A much-discussed topic within fantasy baseball is the increasing share of wins by relief pitching. In the chart below, you can see relievers won about 100 more games in 2023 than in 2018 (2020 is adjusted to a 162-game season)
The first question is whether the added wins came with more appearances.
Yes, the wins appearance has increased amongst relievers. This makes intuitive sense given fewer and fewer starters reach the required five innings to qualify for a win, meaning a reliever will need to collect the win. Wins per appearance has increased almost 100 basis points from 5.6% in 2018 to 6.5% in 2023.
Knowing where these increased wins emanate can help in fantasy roster construction.
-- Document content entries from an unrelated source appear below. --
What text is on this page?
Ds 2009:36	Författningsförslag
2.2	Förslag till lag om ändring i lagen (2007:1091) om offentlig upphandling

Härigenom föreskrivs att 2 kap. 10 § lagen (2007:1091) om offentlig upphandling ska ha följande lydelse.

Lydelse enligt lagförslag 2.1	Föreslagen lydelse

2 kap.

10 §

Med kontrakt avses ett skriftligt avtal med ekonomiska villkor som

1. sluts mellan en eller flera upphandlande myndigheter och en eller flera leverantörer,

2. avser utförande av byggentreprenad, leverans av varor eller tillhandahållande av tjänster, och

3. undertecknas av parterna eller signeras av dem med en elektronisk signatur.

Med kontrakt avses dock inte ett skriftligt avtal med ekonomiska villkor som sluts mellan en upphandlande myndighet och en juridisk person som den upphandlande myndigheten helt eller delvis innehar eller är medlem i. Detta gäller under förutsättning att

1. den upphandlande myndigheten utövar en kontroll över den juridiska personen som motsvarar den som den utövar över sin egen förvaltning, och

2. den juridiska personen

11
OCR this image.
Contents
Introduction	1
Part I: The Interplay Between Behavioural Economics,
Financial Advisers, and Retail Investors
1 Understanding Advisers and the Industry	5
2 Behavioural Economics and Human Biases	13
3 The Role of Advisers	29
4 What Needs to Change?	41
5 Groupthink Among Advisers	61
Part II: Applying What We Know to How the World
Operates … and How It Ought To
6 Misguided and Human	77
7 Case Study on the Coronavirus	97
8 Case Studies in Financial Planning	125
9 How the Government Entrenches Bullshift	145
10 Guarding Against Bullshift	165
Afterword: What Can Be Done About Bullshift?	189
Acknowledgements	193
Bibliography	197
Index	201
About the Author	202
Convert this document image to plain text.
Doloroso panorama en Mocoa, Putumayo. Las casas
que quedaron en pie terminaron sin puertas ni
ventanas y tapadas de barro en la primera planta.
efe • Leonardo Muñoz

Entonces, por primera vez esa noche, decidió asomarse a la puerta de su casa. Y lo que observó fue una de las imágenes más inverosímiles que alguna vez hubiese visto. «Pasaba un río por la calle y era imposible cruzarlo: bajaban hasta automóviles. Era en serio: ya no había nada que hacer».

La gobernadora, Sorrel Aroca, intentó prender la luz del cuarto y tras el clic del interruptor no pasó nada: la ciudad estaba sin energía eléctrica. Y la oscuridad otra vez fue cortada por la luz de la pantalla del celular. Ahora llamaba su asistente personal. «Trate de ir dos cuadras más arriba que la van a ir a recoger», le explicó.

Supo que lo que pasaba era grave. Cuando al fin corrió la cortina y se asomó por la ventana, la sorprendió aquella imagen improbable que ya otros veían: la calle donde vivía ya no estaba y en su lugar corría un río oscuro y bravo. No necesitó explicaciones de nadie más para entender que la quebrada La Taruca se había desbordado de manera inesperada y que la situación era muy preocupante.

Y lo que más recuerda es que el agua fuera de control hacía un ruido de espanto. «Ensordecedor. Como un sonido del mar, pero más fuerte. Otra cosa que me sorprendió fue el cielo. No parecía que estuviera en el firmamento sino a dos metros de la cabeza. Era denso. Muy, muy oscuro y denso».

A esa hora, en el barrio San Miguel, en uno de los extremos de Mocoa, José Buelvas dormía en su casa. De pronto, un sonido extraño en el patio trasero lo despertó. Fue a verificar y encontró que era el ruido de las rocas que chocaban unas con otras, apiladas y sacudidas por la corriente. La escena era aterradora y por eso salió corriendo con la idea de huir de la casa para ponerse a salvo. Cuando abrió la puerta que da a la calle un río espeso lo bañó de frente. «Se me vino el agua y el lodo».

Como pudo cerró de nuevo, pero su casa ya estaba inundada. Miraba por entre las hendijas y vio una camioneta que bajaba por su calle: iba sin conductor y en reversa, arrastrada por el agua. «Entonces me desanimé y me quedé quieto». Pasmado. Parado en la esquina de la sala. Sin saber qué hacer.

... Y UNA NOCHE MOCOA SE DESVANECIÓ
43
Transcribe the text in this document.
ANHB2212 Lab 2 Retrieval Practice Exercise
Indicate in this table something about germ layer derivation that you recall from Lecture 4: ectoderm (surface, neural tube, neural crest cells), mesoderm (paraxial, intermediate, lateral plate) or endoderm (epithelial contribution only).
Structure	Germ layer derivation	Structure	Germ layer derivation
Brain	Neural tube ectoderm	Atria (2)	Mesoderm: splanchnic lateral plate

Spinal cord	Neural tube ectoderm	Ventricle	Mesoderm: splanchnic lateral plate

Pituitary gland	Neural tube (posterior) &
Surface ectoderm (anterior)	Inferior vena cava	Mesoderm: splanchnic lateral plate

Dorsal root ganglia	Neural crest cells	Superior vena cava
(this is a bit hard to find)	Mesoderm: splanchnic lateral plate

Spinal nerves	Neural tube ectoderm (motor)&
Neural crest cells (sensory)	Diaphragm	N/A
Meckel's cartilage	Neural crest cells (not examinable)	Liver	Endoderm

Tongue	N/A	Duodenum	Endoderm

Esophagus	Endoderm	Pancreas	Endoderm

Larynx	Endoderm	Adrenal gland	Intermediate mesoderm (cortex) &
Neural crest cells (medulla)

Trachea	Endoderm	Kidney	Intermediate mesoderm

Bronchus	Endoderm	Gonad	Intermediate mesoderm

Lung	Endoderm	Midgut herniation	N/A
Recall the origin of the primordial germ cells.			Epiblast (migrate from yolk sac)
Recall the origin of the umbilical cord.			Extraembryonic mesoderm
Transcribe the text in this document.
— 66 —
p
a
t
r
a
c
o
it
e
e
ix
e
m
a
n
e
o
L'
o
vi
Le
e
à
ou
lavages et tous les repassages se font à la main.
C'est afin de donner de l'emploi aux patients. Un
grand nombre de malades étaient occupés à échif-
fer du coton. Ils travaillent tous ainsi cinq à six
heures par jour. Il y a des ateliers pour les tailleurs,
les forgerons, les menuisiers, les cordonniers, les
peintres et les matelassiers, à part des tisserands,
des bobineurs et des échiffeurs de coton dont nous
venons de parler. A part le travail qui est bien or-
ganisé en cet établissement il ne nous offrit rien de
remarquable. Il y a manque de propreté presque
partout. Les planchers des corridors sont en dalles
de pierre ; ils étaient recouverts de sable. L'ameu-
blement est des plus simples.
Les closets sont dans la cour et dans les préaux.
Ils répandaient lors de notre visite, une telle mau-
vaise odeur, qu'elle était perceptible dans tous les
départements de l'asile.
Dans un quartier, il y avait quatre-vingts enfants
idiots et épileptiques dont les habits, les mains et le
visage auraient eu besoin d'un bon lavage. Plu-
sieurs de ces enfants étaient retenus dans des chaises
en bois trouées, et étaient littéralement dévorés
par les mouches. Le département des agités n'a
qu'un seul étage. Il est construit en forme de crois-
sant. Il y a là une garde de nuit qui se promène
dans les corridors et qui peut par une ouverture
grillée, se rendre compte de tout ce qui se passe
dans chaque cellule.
Are they from relievers coming into the game early? Or are they courtesy the late-inning group, those also collecting holds and saves, and are generally the higher skilled members of the bullpen?
To study this, Game Leverage (gmLi on Fangraphs) was used to split the reliever population into low, medium and high leverage.
- Low: Below 1.0
- Medium: Between 1.0 and 1.5
- High: Above 1.5.
Which group is responsible for the added wins?
It appears the high-leverage relievers have contributed more to the increase than the other groups. Low and medium-leverage relievers have a flat, to slightly positive uptick across the sample, while high-leverage relievers have seen their winning percentage increase from 6.7% pre-pandemic to 8.1% in the last year three years.
My takeaway is high-leverage relievers may be commensurate to streaming starting pitchers in deep weekly leagues. The percentage of starting pitcher wins declined to 28.8% in 2023. If you were able to roster a high-leverage reliever for three outings in a week (targeting teams with seven-game schedules), they would project for almost the same win contribution as the average starting pitcher: 24.3% vs 28.8%. Considering the reliever would replace your worst starter, the odds are even more in the reliever’s favor. Not to mention, in today’s landscape, the reliever will probably log a save here and there.